The SEC and CFTC issued joint guidance on March 17 classifying most crypto assets into five categories, with three deemed non-securities.

The SEC and CFTC have jointly declared that most cryptocurrency assets are not securities, ending over a decade of regulatory ambiguity in the United States.
On March 17, 2026, the Securities and Exchange Commission and the Commodity Futures Trading Commission issued a formal joint interpretation clarifying how federal securities laws apply to digital assets. The guidance sorts crypto assets into five categories: digital commodities, digital collectibles, digital tools, stablecoins, and digital securities.
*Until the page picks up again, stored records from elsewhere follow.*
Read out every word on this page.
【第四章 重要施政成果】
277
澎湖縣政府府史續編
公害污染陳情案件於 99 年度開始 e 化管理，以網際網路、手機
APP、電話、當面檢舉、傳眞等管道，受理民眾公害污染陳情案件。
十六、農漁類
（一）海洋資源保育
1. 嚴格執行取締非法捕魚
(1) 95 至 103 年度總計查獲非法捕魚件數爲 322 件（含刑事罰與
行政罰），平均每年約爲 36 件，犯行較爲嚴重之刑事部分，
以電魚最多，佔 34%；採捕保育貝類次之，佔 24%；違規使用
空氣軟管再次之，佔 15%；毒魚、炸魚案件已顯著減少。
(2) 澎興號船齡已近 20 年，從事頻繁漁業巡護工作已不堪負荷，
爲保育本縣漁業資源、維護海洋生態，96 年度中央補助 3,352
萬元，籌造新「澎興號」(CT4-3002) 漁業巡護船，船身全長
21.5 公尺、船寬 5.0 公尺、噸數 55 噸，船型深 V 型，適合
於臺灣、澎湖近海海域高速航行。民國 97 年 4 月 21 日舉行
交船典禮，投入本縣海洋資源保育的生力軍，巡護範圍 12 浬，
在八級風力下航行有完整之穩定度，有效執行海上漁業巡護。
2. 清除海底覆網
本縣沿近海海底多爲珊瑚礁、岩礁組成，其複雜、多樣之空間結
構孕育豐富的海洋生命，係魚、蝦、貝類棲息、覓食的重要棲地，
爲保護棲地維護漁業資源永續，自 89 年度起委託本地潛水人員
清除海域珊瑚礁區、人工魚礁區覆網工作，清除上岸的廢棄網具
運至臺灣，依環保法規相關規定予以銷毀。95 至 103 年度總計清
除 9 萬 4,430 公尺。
The first three categories are explicitly deemed non-securities.
SEC Chair Paul Atkins stated the interpretation provides a "clear understanding of how the Commission treats crypto assets." CFTC Chair Michael Selig called it "clear and rational rules of the road" for American innovators. Atkins also announced plans for Reg Crypto, a proposed safe harbor for token issuers.
The ruling resolves one of crypto's longest-running regulatory debates. Under the new interpretation, the Howey test still applies, but the SEC clarified that tokens can separate from investment contract status once "buyers can no longer reasonably expect profits from the issuer's promised managerial efforts." This creates exit pathways for projects that decentralize over time.
The guidance also confirms that mining, staking, airdrops, and wrapped tokens are generally not securities offerings under specific conditions. For stablecoins, payment-focused tokens from permitted issuers are classified as non-securities, while others will be evaluated case by case.
The joint guidance is an interpretation, not legislation. The broader market-structure bill, the CLARITY Act, is still pending in the Senate. Bipartisan support exists, but stablecoin provisions have slowed progress. If Congress passes the CLARITY Act in Q2 2026, it would codify many of these principles into law and further accelerate institutional adoption.
This joint SEC-CFTC guidance marks the most significant U.S. crypto regulatory shift in years. While the market has initially responded with measured optimism, the full impact will depend on how quickly exchanges, token issuers, and institutional players adapt to the new framework.